Wednesday, August 31, 2011

EPA - California Environmental Justice Agreement Concerning Methyl Bromide Use

U.S. EPA has entering into an agreement with the California Department of Pesticide Regulation (CDPR) to resolve a civil rights complaint filed in 1999 under Title VI of the Civil Rights Act of 1964 (Title VI). Title VI prohibits intentional discrimination and discriminatory effects on the basis of race, color, and national origin by recipients of federal financial assistance. The complaint alleged that CDPR’s annual renewal of the registration of methyl bromide in 1999 discriminated against Latino school children based on the health impacts of this pesticide. The Office of Civil Rights’ analysis of pesticide use in California from 1995 to 2001, raised concerns that there was an unintentional adverse and disparate impact on Latino children resulting from the use of methyl bromide during that period. This concern was based on the high percentage of Latino children in schools near fields where methyl bromide was applied for the period from 1995-2001. EPA communicated its concerns to CDPR on April 22, 2011.

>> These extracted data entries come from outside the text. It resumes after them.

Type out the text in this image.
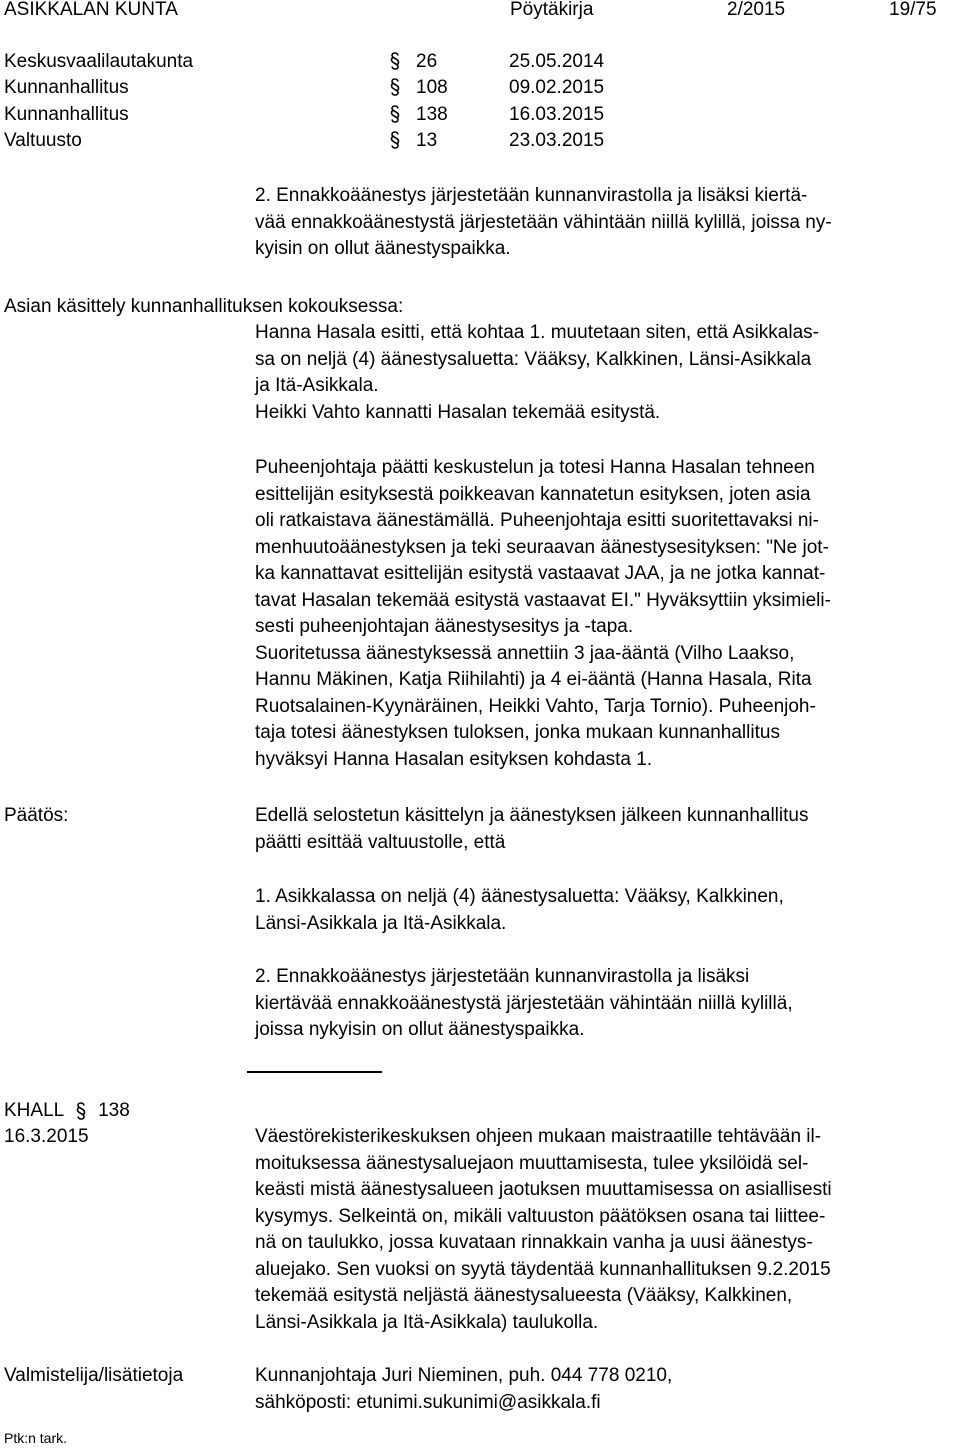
ASIKKALAN KUNTA	Pöytäkirja	2/2015	19/75
Keskusvaalilautakunta	26	25.05.2014
Kunnanhallitus	108	09.02.2015
Kunnanhallitus	138	16.03.2015
Valtuusto	13	23.03.2015

2. Ennakkoäänestys järjestetään kunnanvirastolla ja lisäksi kiertä-

vää ennakkoäänestystä järjestetään vähintään niillä kylillä, joissa ny-

kyisin on ollut äänestyspaikka.

Asian käsittely kunnanhallituksen kokouksessa:

Hanna Hasala esitti, että kohtaa 1. muutetaan siten, että Asikkalas-

sa on neljä (4) äänestysaluetta: Vääksy, Kalkkinen, Länsi-Asikkala

ja Itä-Asikkala.

Heikki Vahto kannatti Hasalan tekemää esitystä.

Puheenjohtaja päätti keskustelun ja totesi Hanna Hasalan tehneen

esittelijän esityksestä poikkeavan kannatetun esityksen, joten asia

oli ratkaistava äänestämällä. Puheenjohtaja esitti suoritettavaksi ni-

menhuutoäänestyksen ja teki seuraavan äänestysesityksen: "Ne jot-

ka kannattavat esittelijän esitystä vastaavat JAA, ja ne jotka kannat-

tavat Hasalan tekemää esitystä vastaavat EI." Hyväksyttiin yksimieli-

sesti puheenjohtajan äänestysesitys ja -tapa.

Suoritetussa äänestyksessä annettiin 3 jaa-ääntä (Vilho Laakso,

Hannu Mäkinen, Katja Riihilahti) ja 4 ei-ääntä (Hanna Hasala, Rita

Ruotsalainen-Kyynäräinen, Heikki Vahto, Tarja Tornio). Puheenjoh-

taja totesi äänestyksen tuloksen, jonka mukaan kunnanhallitus

hyväksyi Hanna Hasalan esityksen kohdasta 1.

Päätös:	Edellä selostetun käsittelyn ja äänestyksen jälkeen kunnanhallitus

päätti esittää valtuustolle, että

1. Asikkalassa on neljä (4) äänestysaluetta: Vääksy, Kalkkinen,

Länsi-Asikkala ja Itä-Asikkala.

2. Ennakkoäänestys järjestetään kunnanvirastolla ja lisäksi

kiertävää ennakkoäänestystä järjestetään vähintään niillä kylillä,

joissa nykyisin on ollut äänestyspaikka.

KHALL 138
16.3.2015	Väestörekisterikeskuksen ohjeen mukaan maistraatille tehtävään il-

moituksessa äänestysaluejaon muuttamisesta, tulee yksilöidä sel-

keästi mistä äänestysalueen jaotuksen muuttamisessa on asiallisesti

kysymys. Selkeintä on, mikäli valtuuston päätöksen osana tai liittee-

nä on taulukko, jossa kuvataan rinnakkain vanha ja uusi äänestys-

aluejako. Sen vuoksi on syytä täydentää kunnanhallituksen 9.2.2015

tekemää esitystä neljästä äänestysalueesta (Vääksy, Kalkkinen,

Länsi-Asikkala ja Itä-Asikkala) taulukolla.

Valmistelija/lisätietoja	Kunnanjohtaja Juri Nieminen, puh. 044 778 0210,

sähköposti: etunimi.sukunimi@asikkala.fi

Ptk:n tark.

CDPR has agreed through this Agreement to expand on-going monitoring of methyl bromide air concentrations by adding a monitor at or near one of the Watsonville, CA area schools named in the original complaint. The purpose of the additional monitor is to confirm that there will be no recurrence of earlier conditions. CDPR will share the monitoring results with EPA and the public and will also increase its community outreach and education efforts to schools that are in high methyl bromide usage areas.

California is one of the few states with a program to evaluate and register pesticides for state use beyond national requirements. Since 2001, EPA and the State of California have implemented regulations that address methyl bromide exposure levels. In its 2009 Re-registration, EPA required additional mitigation measures for use of methyl bromide nationwide, including in California. In issuing the Amended Re-registration Eligibility Decision (RED) for methyl bromide in 2009, EPA determined under Federal Insecticide, Fungicide, and Rodenticide Act (FIFRA) and Food Quality Protection Act (FQPA) that there is a reasonable certainty of no harm from dietary and all other non-occupational exposures from methyl bromide in the general public when it is used in accordance with its labeling directions. To confirm the effectiveness of these mitigation measures and that exposure levels in communities remain below the Agency’s level of concern, EPA has required the manufacturers of methyl bromide to conduct ambient air monitoring studies in major use areas including California and Florida.